Search code examples
scalaapache-flinkflink-streaming

Confused about intervalJoin


I'm trying to come up with a solution which involves applying some logic after the join operation to pick one event from streamB among multiple EventBs. It would be like a reduce function but it only returns 1 element instead of doing it incrementally. So the end result would be a single (EventA, EventB) pair instead of a cross product of 1 EventA and multiple EventB.

streamA
      .keyBy((a: EventA) => a.common_key)
      .intervalJoin(
          streamB
            .keyBy((b: EventB) => b.common_key)
        )
      .between(Time.days(-30), Time.days(0))
      .process(new MyJoinFunction)

The data would be ingested like (assuming they have the same key):

EventB ts: 1616686386000

EventB ts: 1616686387000

EventB ts: 1616686388000

EventB ts: 1616686389000

EventA ts: 1616686390000

Each EventA key is guaranteed to arrive only once.
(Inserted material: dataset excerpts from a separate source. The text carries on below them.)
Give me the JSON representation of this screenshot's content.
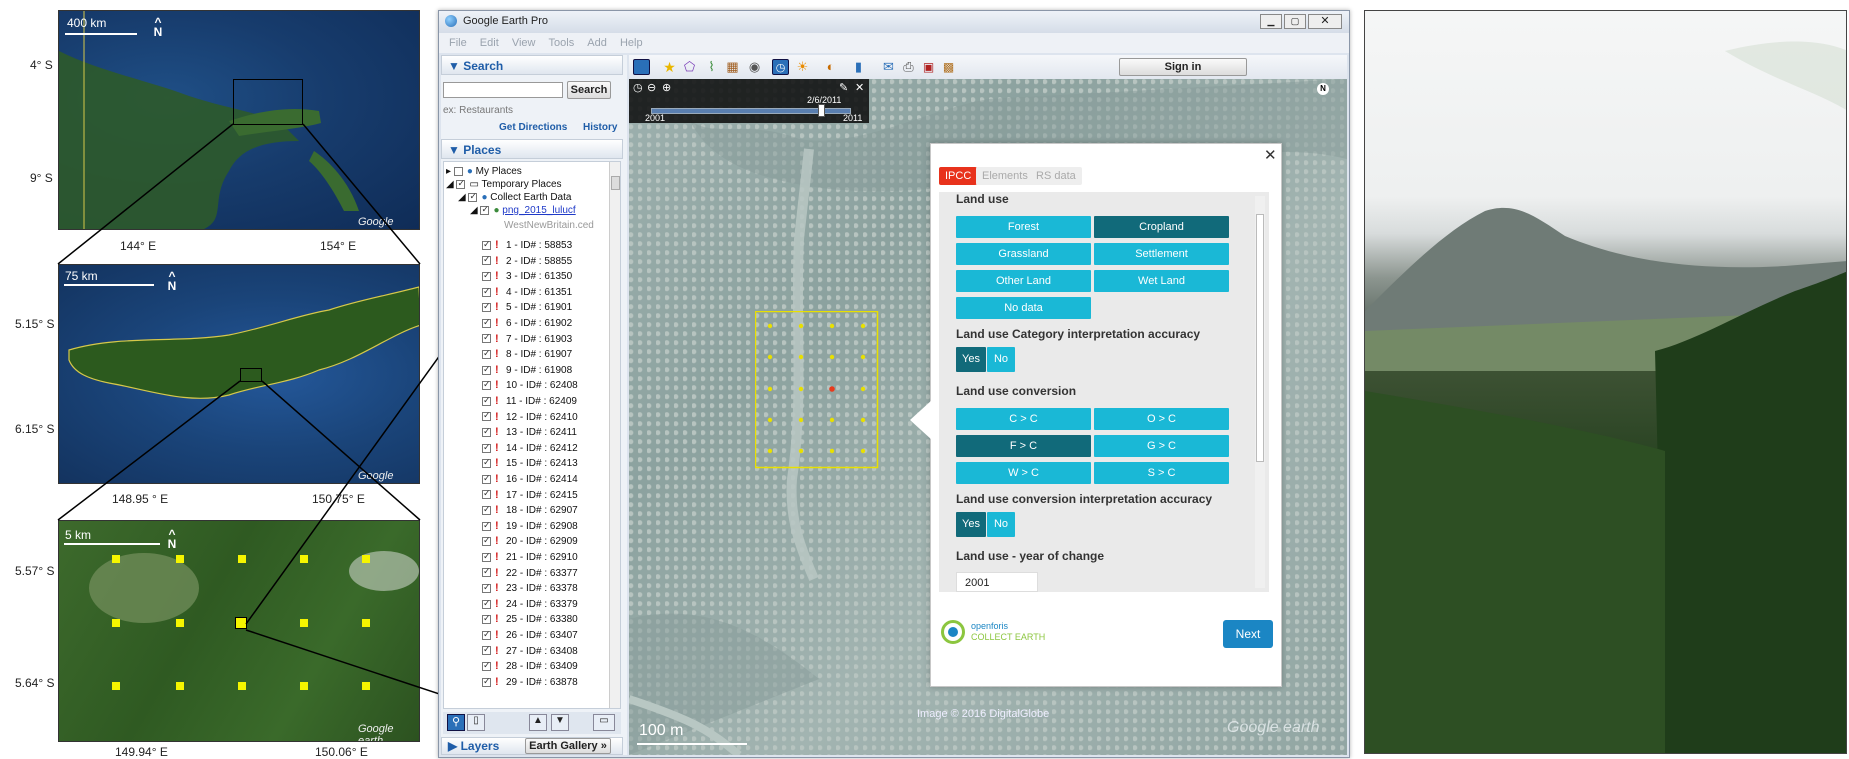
{
  "maps": {
    "map1": {
      "scale": "400 km",
      "north": "N",
      "ylabels": [
        "4° S",
        "9° S"
      ],
      "xlabels": [
        "144° E",
        "154° E"
      ],
      "logo": "Google earth"
    },
    "map2": {
      "scale": "75 km",
      "north": "N",
      "ylabels": [
        "5.15° S",
        "6.15° S"
      ],
      "xlabels": [
        "148.95 ° E",
        "150.75° E"
      ],
      "logo": "Google earth"
    },
    "map3": {
      "scale": "5 km",
      "north": "N",
      "ylabels": [
        "5.57° S",
        "5.64° S"
      ],
      "xlabels": [
        "149.94° E",
        "150.06° E"
      ],
      "logo": "Google earth"
    }
  },
  "window": {
    "title": "Google Earth Pro",
    "menu": [
      "File",
      "Edit",
      "View",
      "Tools",
      "Add",
      "Help"
    ],
    "sign_in": "Sign in"
  },
  "search": {
    "header": "▼ Search",
    "button": "Search",
    "placeholder": "ex: Restaurants",
    "get_directions": "Get Directions",
    "history": "History"
  },
  "places": {
    "header": "▼ Places",
    "tree": [
      "My Places",
      "Temporary Places",
      "Collect Earth Data",
      "png_2015_lulucf",
      "WestNewBritain.ced"
    ],
    "items": [
      "1 - ID# : 58853",
      "2 - ID# : 58855",
      "3 - ID# : 61350",
      "4 - ID# : 61351",
      "5 - ID# : 61901",
      "6 - ID# : 61902",
      "7 - ID# : 61903",
      "8 - ID# : 61907",
      "9 - ID# : 61908",
      "10 - ID# : 62408",
      "11 - ID# : 62409",
      "12 - ID# : 62410",
      "13 - ID# : 62411",
      "14 - ID# : 62412",
      "15 - ID# : 62413",
      "16 - ID# : 62414",
      "17 - ID# : 62415",
      "18 - ID# : 62907",
      "19 - ID# : 62908",
      "20 - ID# : 62909",
      "21 - ID# : 62910",
      "22 - ID# : 63377",
      "23 - ID# : 63378",
      "24 - ID# : 63379",
      "25 - ID# : 63380",
      "26 - ID# : 63407",
      "27 - ID# : 63408",
      "28 - ID# : 63409",
      "29 - ID# : 63878"
    ]
  },
  "layers": {
    "header": "▶ Layers",
    "gallery": "Earth Gallery »"
  },
  "timeline": {
    "date": "2/6/2011",
    "start": "2001",
    "end": "2011",
    "position": 0.85
  },
  "view": {
    "scale": "100 m",
    "credit": "Image © 2016 DigitalGlobe",
    "logo": "Google earth",
    "north": "N"
  },
  "form": {
    "tabs": [
      "IPCC",
      "Elements",
      "RS data"
    ],
    "land_use_title": "Land use",
    "land_use": [
      {
        "label": "Forest",
        "selected": false
      },
      {
        "label": "Cropland",
        "selected": true
      },
      {
        "label": "Grassland",
        "selected": false
      },
      {
        "label": "Settlement",
        "selected": false
      },
      {
        "label": "Other Land",
        "selected": false
      },
      {
        "label": "Wet Land",
        "selected": false
      },
      {
        "label": "No data",
        "selected": false
      }
    ],
    "accuracy_title": "Land use Category interpretation accuracy",
    "yes": "Yes",
    "no": "No",
    "conversion_title": "Land use conversion",
    "conversion": [
      {
        "label": "C > C",
        "selected": false
      },
      {
        "label": "O > C",
        "selected": false
      },
      {
        "label": "F > C",
        "selected": true
      },
      {
        "label": "G > C",
        "selected": false
      },
      {
        "label": "W > C",
        "selected": false
      },
      {
        "label": "S > C",
        "selected": false
      }
    ],
    "conv_accuracy_title": "Land use conversion interpretation accuracy",
    "year_title": "Land use - year of change",
    "year_value": "2001",
    "logo_top": "openforis",
    "logo_bottom": "COLLECT EARTH",
    "next": "Next"
  },
  "colors": {
    "accent": "#1ab8d6",
    "accent_selected": "#116a7a",
    "tab_active": "#e8321c",
    "next": "#1b86c4",
    "yellow": "#f5f500"
  }
}
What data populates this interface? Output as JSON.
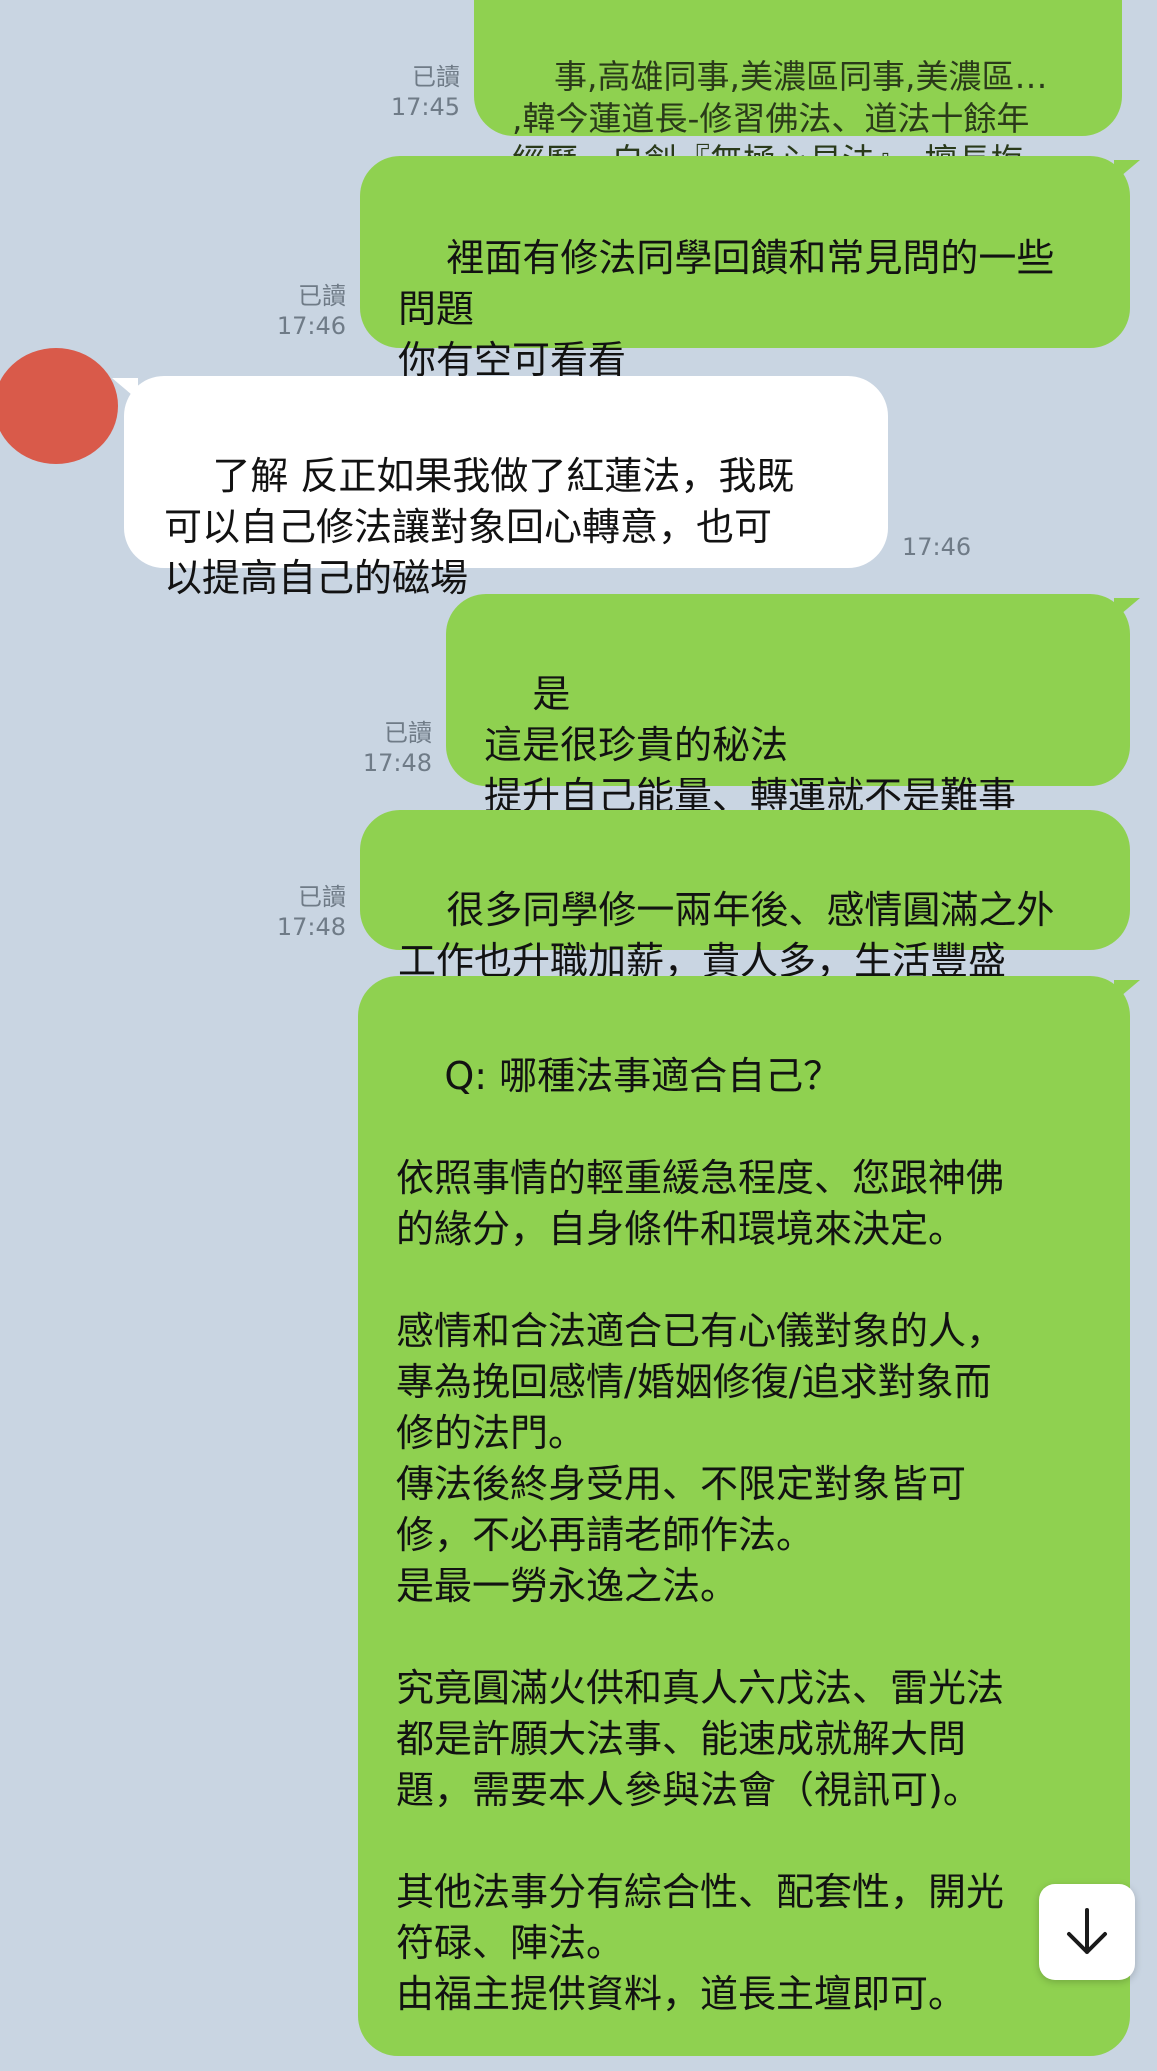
{
  "chat": {
    "messages": [
      {
        "id": "m1",
        "side": "out",
        "text": "事,高雄同事,美濃區同事,美濃區…\n,韓今蓮道長-修習佛法、道法十餘年\n經歷，自創『無極心易法』，擅長梅…",
        "read": "已讀",
        "time": "17:45"
      },
      {
        "id": "m2",
        "side": "out",
        "text": "裡面有修法同學回饋和常見問的一些\n問題\n你有空可看看",
        "read": "已讀",
        "time": "17:46"
      },
      {
        "id": "m3",
        "side": "in",
        "text": "了解 反正如果我做了紅蓮法，我既\n可以自己修法讓對象回心轉意，也可\n以提高自己的磁場",
        "time": "17:46"
      },
      {
        "id": "m4",
        "side": "out",
        "text": "是\n這是很珍貴的秘法\n提升自己能量、轉運就不是難事",
        "read": "已讀",
        "time": "17:48"
      },
      {
        "id": "m5",
        "side": "out",
        "text": "很多同學修一兩年後、感情圓滿之外\n工作也升職加薪，貴人多，生活豐盛",
        "read": "已讀",
        "time": "17:48"
      },
      {
        "id": "m6",
        "side": "out",
        "text": "Q: 哪種法事適合自己？\n\n依照事情的輕重緩急程度、您跟神佛\n的緣分，自身條件和環境來決定。\n\n感情和合法適合已有心儀對象的人，\n專為挽回感情/婚姻修復/追求對象而\n修的法門。\n傳法後終身受用、不限定對象皆可\n修，不必再請老師作法。\n是最一勞永逸之法。\n\n究竟圓滿火供和真人六戊法、雷光法\n都是許願大法事、能速成就解大問\n題，需要本人參與法會（視訊可)。\n\n其他法事分有綜合性、配套性，開光\n符碌、陣法。\n由福主提供資料，道長主壇即可。"
      }
    ]
  },
  "scroll_button": {
    "icon": "arrow-down-icon"
  }
}
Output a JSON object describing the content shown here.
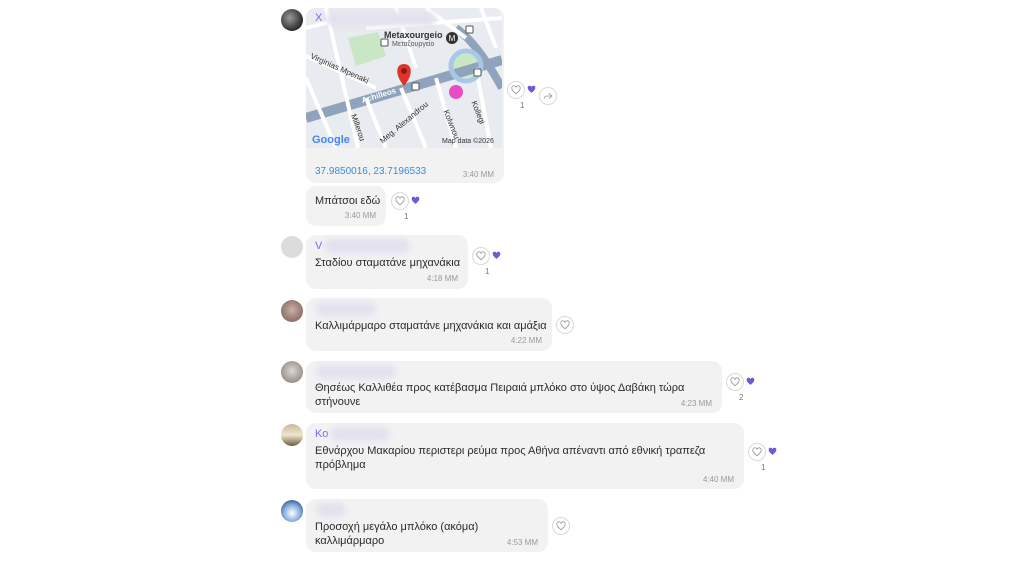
{
  "messages": [
    {
      "sender": "Χ",
      "map": {
        "labels": {
          "metro_en": "Metaxourgeio",
          "metro_el": "Μεταξουργείο",
          "street1": "Virginias Mpenaki",
          "street2": "Achilleos",
          "street3": "Millerou",
          "street4": "Meg. Alexandrou",
          "street5": "Kolwnou",
          "street6": "Kollegi",
          "google": "Google",
          "credit": "Map data ©2026"
        }
      },
      "coords": "37.9850016, 23.7196533",
      "time": "3:40 MM",
      "reaction_count": "1"
    },
    {
      "text": "Μπάτσοι εδώ",
      "time": "3:40 MM",
      "reaction_count": "1"
    },
    {
      "sender": "V",
      "text": "Σταδίου σταματάνε μηχανάκια",
      "time": "4:18 MM",
      "reaction_count": "1"
    },
    {
      "sender": "",
      "text": "Καλλιμάρμαρο σταματάνε μηχανάκια και αμάξια",
      "time": "4:22 MM",
      "reaction_count": ""
    },
    {
      "sender": "",
      "text": "Θησέως Καλλιθέα προς κατέβασμα Πειραιά μπλόκο στο ύψος Δαβάκη τώρα στήνουνε",
      "time": "4:23 MM",
      "reaction_count": "2"
    },
    {
      "sender": "Κο",
      "text_line1": "Εθνάρχου Μακαρίου περιστερι ρεύμα προς Αθήνα απέναντι από εθνική τραπεζα",
      "text_line2": "πρόβλημα",
      "time": "4:40 MM",
      "reaction_count": "1"
    },
    {
      "sender": "",
      "text": "Προσοχή μεγάλο μπλόκο (ακόμα) καλλιμάρμαρο",
      "time": "4:53 MM",
      "reaction_count": ""
    }
  ],
  "colors": {
    "accent": "#7b68ee",
    "bubble": "#f2f2f3",
    "link": "#3a8dd8",
    "map_pin": "#e0322b"
  }
}
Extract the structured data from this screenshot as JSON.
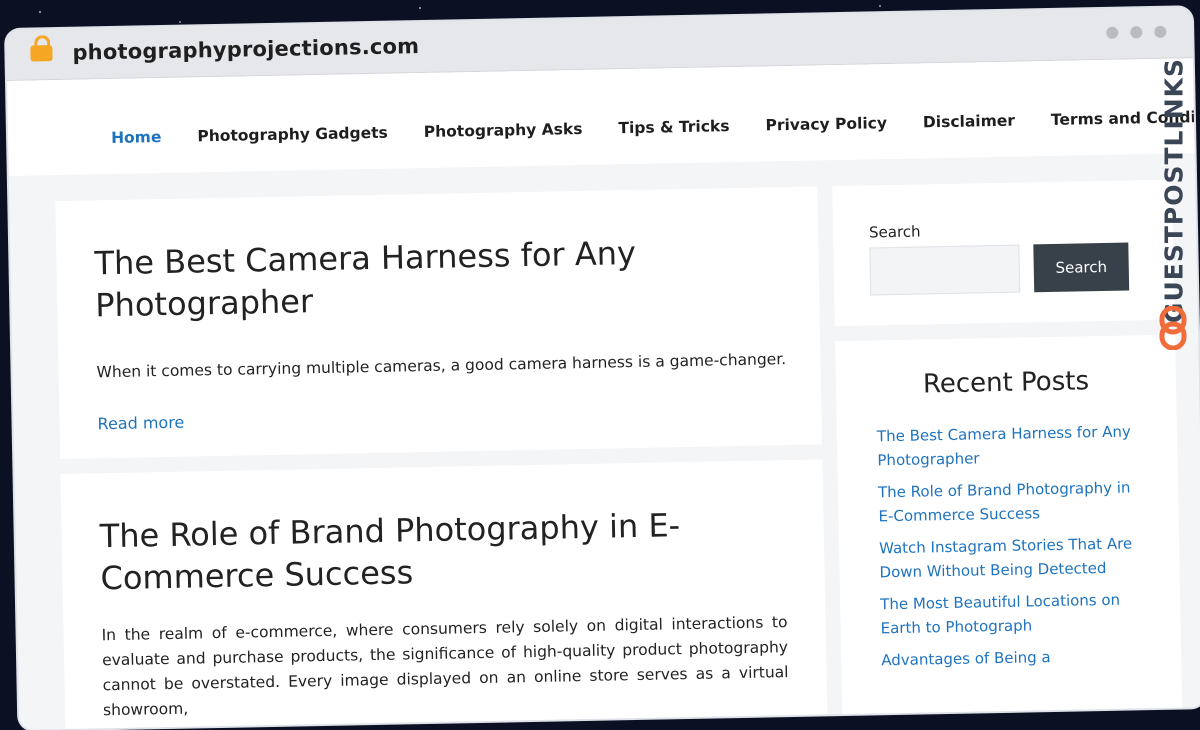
{
  "browser": {
    "url": "photographyprojections.com"
  },
  "nav": {
    "items": [
      {
        "label": "Home",
        "active": true
      },
      {
        "label": "Photography Gadgets",
        "active": false
      },
      {
        "label": "Photography Asks",
        "active": false
      },
      {
        "label": "Tips & Tricks",
        "active": false
      },
      {
        "label": "Privacy Policy",
        "active": false
      },
      {
        "label": "Disclaimer",
        "active": false
      },
      {
        "label": "Terms and Conditions",
        "active": false
      }
    ]
  },
  "posts": [
    {
      "title": "The Best Camera Harness for Any Photographer",
      "excerpt": "When it comes to carrying multiple cameras, a good camera harness is a game-changer.",
      "read_more": "Read more"
    },
    {
      "title": "The Role of Brand Photography in E-Commerce Success",
      "body": "In the realm of e-commerce, where consumers rely solely on digital interactions to evaluate and purchase products, the significance of high-quality product photography cannot be overstated. Every image displayed on an online store serves as a virtual showroom,"
    }
  ],
  "sidebar": {
    "search_label": "Search",
    "search_button": "Search",
    "recent_title": "Recent Posts",
    "recent_posts": [
      "The Best Camera Harness for Any Photographer",
      "The Role of Brand Photography in E-Commerce Success",
      "Watch Instagram Stories That Are Down Without Being Detected",
      "The Most Beautiful Locations on Earth to Photograph",
      "Advantages of Being a"
    ]
  },
  "watermark": {
    "text": "GUESTPOSTLINKS"
  },
  "colors": {
    "link": "#1e73be",
    "accent_lock": "#f5a623",
    "button": "#38414a",
    "watermark_icon": "#f26b3a"
  }
}
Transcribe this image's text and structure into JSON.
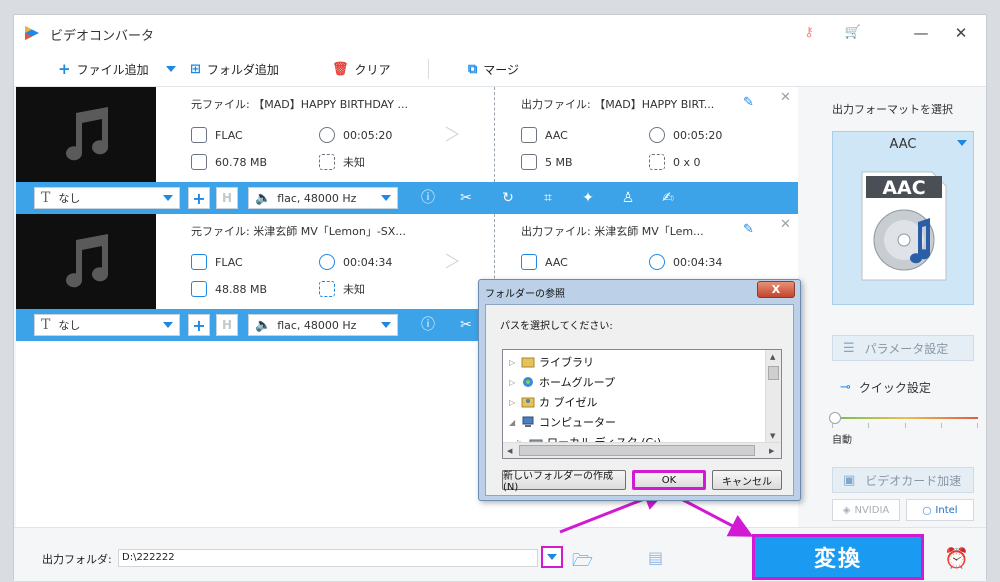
{
  "window": {
    "title": "ビデオコンバータ"
  },
  "toolbar": {
    "add_file": "ファイル追加",
    "add_folder": "フォルダ追加",
    "clear": "クリア",
    "merge": "マージ"
  },
  "items": [
    {
      "source_title": "元ファイル: 【MAD】HAPPY BIRTHDAY ...",
      "output_title": "出力ファイル: 【MAD】HAPPY BIRT...",
      "src_format": "FLAC",
      "src_duration": "00:05:20",
      "src_size": "60.78 MB",
      "src_resolution": "未知",
      "out_format": "AAC",
      "out_duration": "00:05:20",
      "out_size": "5 MB",
      "out_resolution": "0 x 0",
      "subtitle": "なし",
      "audio": "flac, 48000 Hz"
    },
    {
      "source_title": "元ファイル: 米津玄師 MV「Lemon」-SX...",
      "output_title": "出力ファイル: 米津玄師 MV「Lem...",
      "src_format": "FLAC",
      "src_duration": "00:04:34",
      "src_size": "48.88 MB",
      "src_resolution": "未知",
      "out_format": "AAC",
      "out_duration": "00:04:34",
      "subtitle": "なし",
      "audio": "flac, 48000 Hz"
    }
  ],
  "right_panel": {
    "format_label": "出力フォーマットを選択",
    "format_name": "AAC",
    "format_icon_text": "AAC",
    "param_settings": "パラメータ設定",
    "quick_settings": "クイック設定",
    "auto_label": "自動",
    "gpu_accel": "ビデオカード加速",
    "nvidia": "NVIDIA",
    "intel": "Intel"
  },
  "bottom": {
    "output_folder_label": "出力フォルダ:",
    "output_path": "D:\\222222",
    "convert_label": "変換"
  },
  "dialog": {
    "title": "フォルダーの参照",
    "close": "X",
    "prompt": "パスを選択してください:",
    "tree": [
      {
        "label": "ライブラリ",
        "expander": "▷"
      },
      {
        "label": "ホームグループ",
        "expander": "▷"
      },
      {
        "label": "カ ブイゼル",
        "expander": "▷"
      },
      {
        "label": "コンピューター",
        "expander": "◢"
      },
      {
        "label": "ローカル ディスク (C:)",
        "expander": "▷"
      }
    ],
    "new_folder": "新しいフォルダーの作成(N)",
    "ok": "OK",
    "cancel": "キャンセル"
  },
  "colors": {
    "accent": "#1e88e5",
    "toolbar_blue": "#3ca3e9",
    "convert_blue": "#1a9af0",
    "highlight_magenta": "#d21ad2"
  }
}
Assume a join operation like above and it generated 1 EventA with 4 EventB, successfully joined and collected in MyJoinFunction. Now what I want to do is, access these values at once and do some logic to correctly match the EventA to exactly one EventB. For example, for the above dataset I need (EventA 1616686390000, EventB 1616686387000).

MyJoinFunction will be invoked for each (EventA, EventB) pair but I'd like an operation after this, that lets me access an iterator so I can look through all EventB events for each EventA.

I am aware that I can apply another windowing operation after the join to group all the pairs, but I want this to happen immediately after the join succeeds. So if possible, I'd like to avoid adding another window since my window is already large (30 days).

Is Flink the correct choice for this use case or I am completely in the wrong?


Solution

  • This could be implemented as a KeyedCoProcessFunction. You would key both streams by their common key, connect them, and process both streams together.

    You can use ListState to store the events from B (for a given key), and ValueState for A (again, for a given key). You can use an event time timer to know when the time has come to look through the B events in the ListState, and produce your result. Don't forget to clear the state once you are finished with it.

    If you're not familiar with this part of the Flink API, the tutorial on Process Functions should be helpful.